More on the article is here
https://podblack.com/2011/07/the-great-vaccination-debate-infographic/


The diseases would most certainly come back as devastating as ever if everyone choose not to vax. At the moment we are protected by herd immunity as a large percentage of the population are vaccinated. We can't rely on herd immunity any longer as each year less and less parents choose to vaccinate.


----------



## Nicoleoleole

We chose NOT to vaccinate. 

The risks of vaccines outweigh the disease itself, imo. 

There are toxins and metals that permanently weaken the immune system. Even if vaccines were proven to work, they've compromised your immune system already.
They give the same 'side effects' as the real disease (take the flu, for instance).

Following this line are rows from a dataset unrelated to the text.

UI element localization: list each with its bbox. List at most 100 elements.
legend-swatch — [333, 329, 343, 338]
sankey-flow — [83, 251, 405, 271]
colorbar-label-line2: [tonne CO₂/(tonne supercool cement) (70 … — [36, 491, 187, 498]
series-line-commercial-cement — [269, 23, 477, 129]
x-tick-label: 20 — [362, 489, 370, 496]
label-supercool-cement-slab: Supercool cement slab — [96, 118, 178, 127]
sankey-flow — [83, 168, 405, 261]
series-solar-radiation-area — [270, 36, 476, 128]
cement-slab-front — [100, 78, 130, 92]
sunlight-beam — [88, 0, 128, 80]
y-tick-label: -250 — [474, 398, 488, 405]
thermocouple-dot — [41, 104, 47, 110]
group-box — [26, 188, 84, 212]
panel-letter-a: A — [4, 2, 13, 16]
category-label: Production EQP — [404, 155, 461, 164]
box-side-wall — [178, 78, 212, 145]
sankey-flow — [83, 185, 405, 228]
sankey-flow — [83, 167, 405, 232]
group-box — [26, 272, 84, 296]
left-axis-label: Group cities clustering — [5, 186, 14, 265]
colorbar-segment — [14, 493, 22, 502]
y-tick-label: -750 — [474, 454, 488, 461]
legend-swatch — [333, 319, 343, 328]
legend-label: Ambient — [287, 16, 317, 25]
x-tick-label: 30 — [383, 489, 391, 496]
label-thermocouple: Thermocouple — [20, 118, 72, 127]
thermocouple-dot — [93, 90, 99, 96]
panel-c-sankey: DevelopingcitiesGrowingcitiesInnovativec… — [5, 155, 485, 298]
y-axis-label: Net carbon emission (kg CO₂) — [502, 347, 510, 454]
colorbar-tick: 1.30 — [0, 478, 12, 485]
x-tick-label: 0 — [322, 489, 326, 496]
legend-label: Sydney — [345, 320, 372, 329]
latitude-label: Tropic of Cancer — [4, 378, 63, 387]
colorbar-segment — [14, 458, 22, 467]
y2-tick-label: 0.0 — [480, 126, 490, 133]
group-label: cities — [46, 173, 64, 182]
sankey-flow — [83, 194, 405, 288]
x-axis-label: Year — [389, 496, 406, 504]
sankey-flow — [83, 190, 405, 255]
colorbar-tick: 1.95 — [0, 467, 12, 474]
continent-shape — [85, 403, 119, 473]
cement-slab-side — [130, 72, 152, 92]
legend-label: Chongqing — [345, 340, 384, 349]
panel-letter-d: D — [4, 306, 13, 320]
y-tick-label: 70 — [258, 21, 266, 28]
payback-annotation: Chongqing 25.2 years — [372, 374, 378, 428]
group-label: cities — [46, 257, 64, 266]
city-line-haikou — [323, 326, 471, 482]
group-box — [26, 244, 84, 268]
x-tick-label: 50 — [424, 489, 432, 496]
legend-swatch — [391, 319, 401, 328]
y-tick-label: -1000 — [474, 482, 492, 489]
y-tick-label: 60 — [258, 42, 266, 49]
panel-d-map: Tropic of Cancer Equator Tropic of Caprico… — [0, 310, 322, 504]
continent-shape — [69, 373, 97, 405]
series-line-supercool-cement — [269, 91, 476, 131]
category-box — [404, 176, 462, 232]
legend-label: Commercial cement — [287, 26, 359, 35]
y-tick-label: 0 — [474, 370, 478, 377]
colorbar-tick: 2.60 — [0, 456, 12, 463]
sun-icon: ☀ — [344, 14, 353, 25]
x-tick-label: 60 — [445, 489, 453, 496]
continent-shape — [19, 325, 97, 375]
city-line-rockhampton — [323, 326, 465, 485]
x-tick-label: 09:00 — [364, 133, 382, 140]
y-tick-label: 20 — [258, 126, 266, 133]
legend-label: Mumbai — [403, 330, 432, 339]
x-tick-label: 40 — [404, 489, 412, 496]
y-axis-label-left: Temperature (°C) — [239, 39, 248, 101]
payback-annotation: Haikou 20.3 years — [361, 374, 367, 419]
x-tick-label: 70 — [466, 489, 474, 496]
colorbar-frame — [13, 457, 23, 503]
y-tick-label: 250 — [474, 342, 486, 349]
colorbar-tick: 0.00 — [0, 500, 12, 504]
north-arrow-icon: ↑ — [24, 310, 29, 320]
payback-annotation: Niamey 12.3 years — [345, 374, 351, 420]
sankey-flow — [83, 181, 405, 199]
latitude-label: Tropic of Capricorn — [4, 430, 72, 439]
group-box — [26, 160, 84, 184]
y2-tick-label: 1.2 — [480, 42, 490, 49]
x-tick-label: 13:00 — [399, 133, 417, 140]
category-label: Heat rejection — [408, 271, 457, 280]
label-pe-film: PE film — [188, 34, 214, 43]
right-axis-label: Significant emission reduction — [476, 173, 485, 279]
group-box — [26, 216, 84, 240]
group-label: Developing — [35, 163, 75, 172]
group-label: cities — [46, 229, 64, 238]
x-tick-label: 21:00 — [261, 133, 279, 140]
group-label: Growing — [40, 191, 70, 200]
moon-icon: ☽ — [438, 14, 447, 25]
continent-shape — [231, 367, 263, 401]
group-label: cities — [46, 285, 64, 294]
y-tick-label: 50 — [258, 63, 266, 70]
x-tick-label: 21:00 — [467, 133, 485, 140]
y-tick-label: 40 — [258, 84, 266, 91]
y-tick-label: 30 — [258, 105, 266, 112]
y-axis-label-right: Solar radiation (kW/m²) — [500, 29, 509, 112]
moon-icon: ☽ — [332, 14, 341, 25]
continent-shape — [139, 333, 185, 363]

So you just got the disease, PLUS toxins. 
They've taken plenty of vaccines off shelves because they realize they're wrong and it causes the disease (like hpv)-- or they're greedy and keep it going regardless (once again, like hpv). 

I'll update more later, as I'm NAK, :lol:


----------



## Pikkle

Sorry, just another quick question!

When I have researched, most studies and evidence are American, and I am in the UK ... does that make any difference?? Are the ingredients etc all the same? OH found something somewhere saying no metals (I think) are in vaccines anymore in the UK?


----------



## Pikkle

Nicoleoleole said:


> We chose NOT to vaccinate.
> 
> The risks of vaccines outweigh the disease itself, imo.
> 
> There are toxins and metals that permanently weaken the immune system. Even if vaccines were proven to work, they've compromised your immune system already.
> They give the same 'side effects' as the real disease (take the flu, for instance). So you just got the disease, PLUS toxins.
> They've taken plenty of vaccines off shelves because they realize they're wrong and it causes the disease (like hpv)-- or they're greedy and keep it going regardless (once again, like hpv).
> 
> I'll update more later, as I'm NAK, :lol:

Also, really just curious so thought I would ask ... I can see that there are lots of risks that would lead you to choosing not to vaccinate, and you have listed the risks of the vaccines there. Do you consider what you would be risking by actually getting a disease, EG Becoming handicapped, losing sight, hearing etc, losing limbs in cases like meningitis, or even death? Thats what scares me, if my kids were to get ill, and I could have prevented those things by protecting them and 'risking' a weakened immune system and toxins etc, would I ever forgive myself?

I also wondered, about some of the studies I have seen about the immune system, and wondered how accurate it is. The one I saw, they didn't have the same amount of vaccinated children in the study as unvaccinated children, and you had no background on the children, i.e were they breastfed, where they live (city or rural) what kind of diet etc they have (all which have an impact on the immune system) 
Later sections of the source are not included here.